That photo was taken in 1958 at a drive-in in Salt Lake City by J.R. Eyerman and published in Life magazine. (The drive-in isn’t named. Based on the city lights, I’d say it was the Motor-Vu, but it could have been the Highland or the Park-Vu, all long dead by now.) You can see the full-sized photo and the story behind it at the Life web site.

Ben Cosgrove, editor of Life.com, writes “Despite how familiar and recognizably universal an experience it might be, however, it turns out that it’s remarkably difficult to really capture in a single, still photograph what it feels like to go to the moving pictures.” Amen to that! In fact, the more I look at that photo, the more I wonder whether it was doctored or partially staged.

I’ve got no problem with the magnificent mountainous sunset, reflected by rows of hardtops. That right there is a superb photo, probably taken from the projection booth. But look at the ambient twilight. It’s hard to imagine a projectionist even starting a feature with that much light in the sky, but we’re supposed to believe that The Ten Commandments had been running long enough to have reached Charlton Heston’s Red Sea scene?

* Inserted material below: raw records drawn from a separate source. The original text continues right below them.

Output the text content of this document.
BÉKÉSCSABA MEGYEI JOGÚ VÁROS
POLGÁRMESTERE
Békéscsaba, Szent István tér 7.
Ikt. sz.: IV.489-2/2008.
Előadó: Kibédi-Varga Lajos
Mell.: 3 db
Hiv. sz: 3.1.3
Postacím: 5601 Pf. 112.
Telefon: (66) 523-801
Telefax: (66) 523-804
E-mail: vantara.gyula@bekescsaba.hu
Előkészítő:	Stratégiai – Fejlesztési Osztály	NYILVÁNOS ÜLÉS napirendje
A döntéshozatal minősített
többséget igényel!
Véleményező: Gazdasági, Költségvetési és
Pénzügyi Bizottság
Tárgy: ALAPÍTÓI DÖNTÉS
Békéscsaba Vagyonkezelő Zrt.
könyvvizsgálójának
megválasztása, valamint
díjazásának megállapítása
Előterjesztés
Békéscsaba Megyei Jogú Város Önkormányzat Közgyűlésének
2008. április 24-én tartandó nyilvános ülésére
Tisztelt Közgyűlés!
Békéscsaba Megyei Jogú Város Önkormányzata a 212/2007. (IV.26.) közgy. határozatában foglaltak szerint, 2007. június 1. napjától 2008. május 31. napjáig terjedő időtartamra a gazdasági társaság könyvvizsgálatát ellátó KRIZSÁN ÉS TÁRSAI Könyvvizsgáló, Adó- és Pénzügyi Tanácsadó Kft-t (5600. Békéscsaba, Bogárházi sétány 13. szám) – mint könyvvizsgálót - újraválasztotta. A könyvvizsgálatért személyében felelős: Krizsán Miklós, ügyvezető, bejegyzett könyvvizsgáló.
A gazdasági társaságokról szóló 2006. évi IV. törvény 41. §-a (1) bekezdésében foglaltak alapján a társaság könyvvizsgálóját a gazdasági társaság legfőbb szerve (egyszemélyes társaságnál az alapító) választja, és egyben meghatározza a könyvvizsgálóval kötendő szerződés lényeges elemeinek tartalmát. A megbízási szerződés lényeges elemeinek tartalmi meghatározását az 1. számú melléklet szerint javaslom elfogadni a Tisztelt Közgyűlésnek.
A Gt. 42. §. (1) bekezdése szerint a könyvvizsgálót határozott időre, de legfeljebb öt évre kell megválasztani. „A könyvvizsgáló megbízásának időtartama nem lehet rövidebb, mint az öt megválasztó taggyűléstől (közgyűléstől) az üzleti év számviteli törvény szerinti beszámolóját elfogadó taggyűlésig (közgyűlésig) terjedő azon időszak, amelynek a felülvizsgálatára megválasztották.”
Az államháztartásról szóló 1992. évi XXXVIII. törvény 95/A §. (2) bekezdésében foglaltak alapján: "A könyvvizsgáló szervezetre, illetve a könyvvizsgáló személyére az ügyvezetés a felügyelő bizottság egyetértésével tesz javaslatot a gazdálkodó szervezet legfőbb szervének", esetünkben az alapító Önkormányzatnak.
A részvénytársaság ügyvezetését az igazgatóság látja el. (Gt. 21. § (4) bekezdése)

It’s easier for me to believe that the photo was doctored or staged. Eyerman could have started with that photo of the cars pointed at a blank screen, waiting for the movie to start. Then he could have superimposed that frame from the film, resulting in “Charlton Heston as Moses, arms outstretched, looming over what appears to be, if one looks at it just right, a congregation of rapt, immobile automobiles at prayer,” as Cosgrove elegantly describes it. The low-tech alternative would be to stage it by projecting just that frame, even as a slide, well before the film was shown to the audience, then taking the photo. Although it wasn’t so easy to do in 1958, superimposing wins my uninformed vote.

Got a better idea? Know more about this than I do? (That’s not difficult.) Leave a comment and tell us more.

Update: The Salt Lake Tribune just mentioned this photo in a sidebar for a drive-in story. According to the note, Eyerman showed the Brigitte Bardot film And God Created Woman to an invited audience of college students. “For the photo that was actually published, Everman (sic) swapped Heston’s image for Bardot’s.” See, I was right this time!